LDMOSFETs have a high switching speed and low switching losses but a relatively low current density in the on-state. On the other hand, IGBTs offer high current densities because of conductivity modulation in the drift region, but have poor switching performance compared to LDMOSFETs. Excess carriers in the drift region generate a tail current in the off-state, which can be removed only by recombination processes. By introducing extra $n^+$-doping in the anode (anode-shorted structure) of the LIGBT the switching performance can be improved drastically, but the anode-shorted LIGBT has an inherent snapback characteristic which is not attractive from a circuit design point of view.

The dual gate lateral inversion layer emitter transistor (DGLILET) is a device that offers controlled carrier injection and fast switching performance. Figure 2.15 shows the cross section of the device. The combination of a shorted-anode structure and an extra gate at the anode gives high switching speed while suppressing the undesirable snapback characteristics. The cathode gate performs the role of the main control gate like in the case of LIGBTs and the anode gate controls carrier injection.

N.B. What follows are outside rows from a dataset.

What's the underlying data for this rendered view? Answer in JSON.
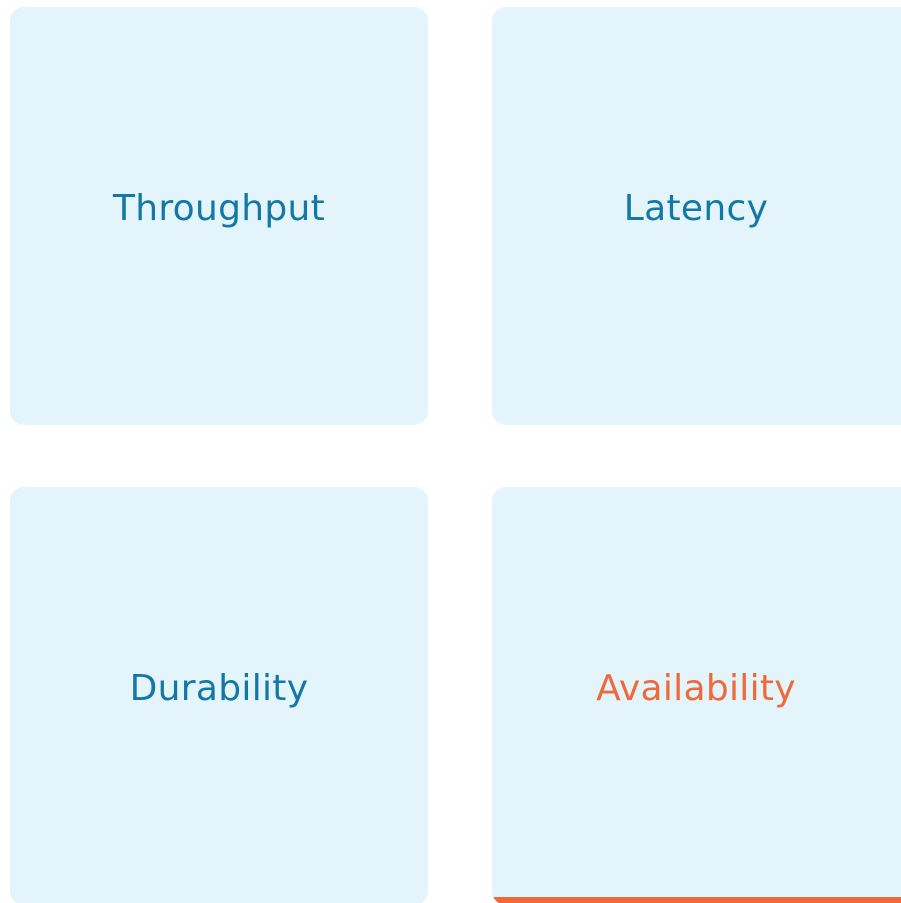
{
  "colors": {
    "tile_background": "#e4f4fb",
    "label_default": "#1378a6",
    "label_active": "#ee6a3c",
    "active_indicator": "#ee6a3c"
  },
  "tiles": [
    {
      "label": "Throughput",
      "active": false
    },
    {
      "label": "Latency",
      "active": false
    },
    {
      "label": "Durability",
      "active": false
    },
    {
      "label": "Availability",
      "active": true
    }
  ]
}
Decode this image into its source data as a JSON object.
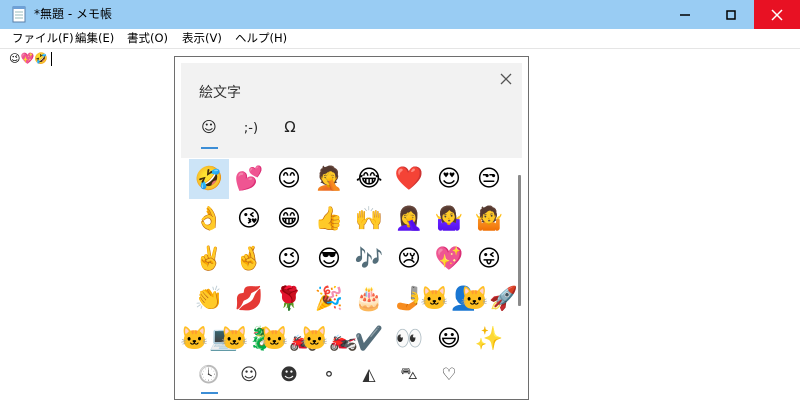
{
  "window": {
    "title": "*無題 - メモ帳",
    "title_bar_color": "#99CCF3",
    "close_color": "#E81123"
  },
  "menu": [
    {
      "label": "ファイル(F)"
    },
    {
      "label": "編集(E)"
    },
    {
      "label": "書式(O)"
    },
    {
      "label": "表示(V)"
    },
    {
      "label": "ヘルプ(H)"
    }
  ],
  "editor": {
    "content": "😉💖🤣"
  },
  "emoji_panel": {
    "title": "絵文字",
    "tabs": [
      {
        "label": "☺",
        "name": "tab-emoji"
      },
      {
        "label": ";-)",
        "name": "tab-kaomoji"
      },
      {
        "label": "Ω",
        "name": "tab-symbols"
      }
    ],
    "emojis": [
      "🤣",
      "💕",
      "😊",
      "🤦",
      "😂",
      "❤️",
      "😍",
      "😒",
      "👌",
      "😘",
      "😁",
      "👍",
      "🙌",
      "🤦‍♀️",
      "🤷‍♀️",
      "🤷",
      "✌️",
      "🤞",
      "😉",
      "😎",
      "🎶",
      "😢",
      "💖",
      "😜",
      "👏",
      "💋",
      "🌹",
      "🎉",
      "🎂",
      "🤳",
      "🐱‍👤",
      "🐱‍🚀",
      "🐱‍💻",
      "🐱‍🐉",
      "🐱‍🏍",
      "🐱‍🏍",
      "✔️",
      "👀",
      "😃",
      "✨"
    ],
    "selected_index": 0,
    "categories": [
      {
        "icon": "clock-icon",
        "glyph": "🕓"
      },
      {
        "icon": "smiley-icon",
        "glyph": "☺"
      },
      {
        "icon": "person-icon",
        "glyph": "☻"
      },
      {
        "icon": "balloon-icon",
        "glyph": "⚬"
      },
      {
        "icon": "pizza-icon",
        "glyph": "◭"
      },
      {
        "icon": "car-icon",
        "glyph": "⛍"
      },
      {
        "icon": "heart-icon",
        "glyph": "♡"
      }
    ],
    "accent_color": "#3C8ED6"
  }
}
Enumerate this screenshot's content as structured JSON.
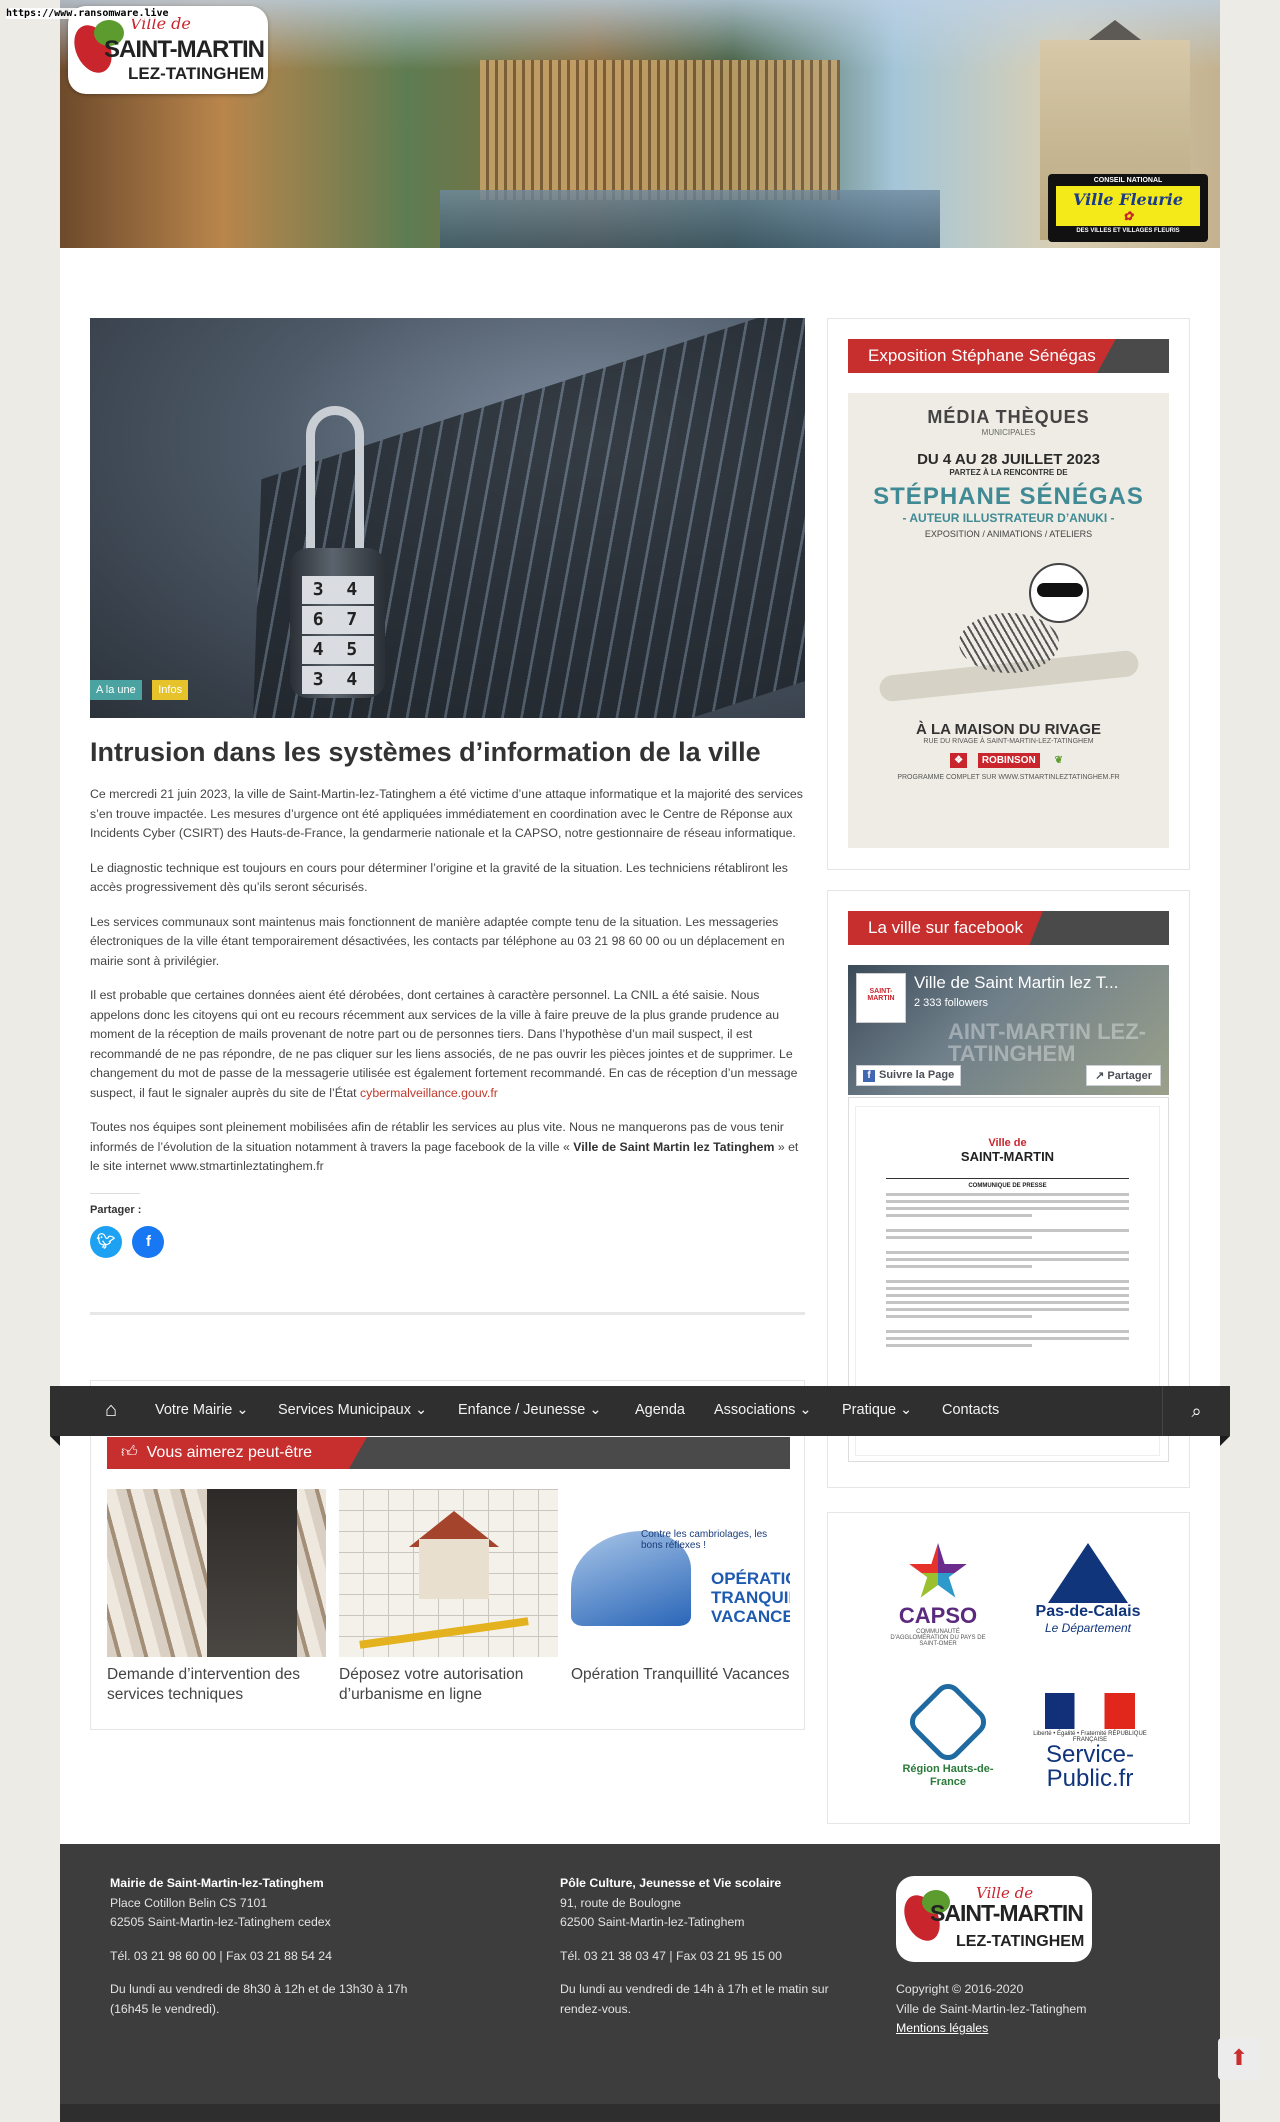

The anode gate which is driven negative with respect to the anode, forms an inversion layer of holes. The flow of electron current underneath the hole inversion layer initiates minority carrier injection driving the device into conductivity modulation. Having the inversion layer in the high resistance $n$-drift region initiates the injection at a very low current density, suppressing the snapback. Moreover, the anode gate acts as a field plate improving the voltage blocking capability of the device.

Full control over hole injection into the device drift region can be achieved by minimizing the length of the $p^+$-anode diffusion. This prevents the potential drop due to lateral electron current flow beneath the $p^+$-diffusion becoming large enough to forward bias the $p^+$-diffusion and $n$-well junction at normal operating current densities. This ensures that injection is taking place only at the hole inversion layer, and thus the anode gate has full control of injection. The device can therefore be switched between unipolar and bipolar modes of conduction. Switching the anode gate off slightly before the actual turn off of the device suppresses injection and improves the turn-off speed of the device. On the other hand, the $p^+$-diffusion can be designed to allow injection of holes into the $n$-well at a higher current density. The injection of holes is initially established by the hole inversion layer and the injection from the $p^+$-diffusion is commenced at a latter stage conserving the snapback suppression. In this design turning off the anode gate before cathode gate might not suppress the injection depending on the operating current density. The on-state is improved due to a higher level of modulation but the turn-off time will be slightly increased.

Figure 2.15: Cross section of the DGLILET.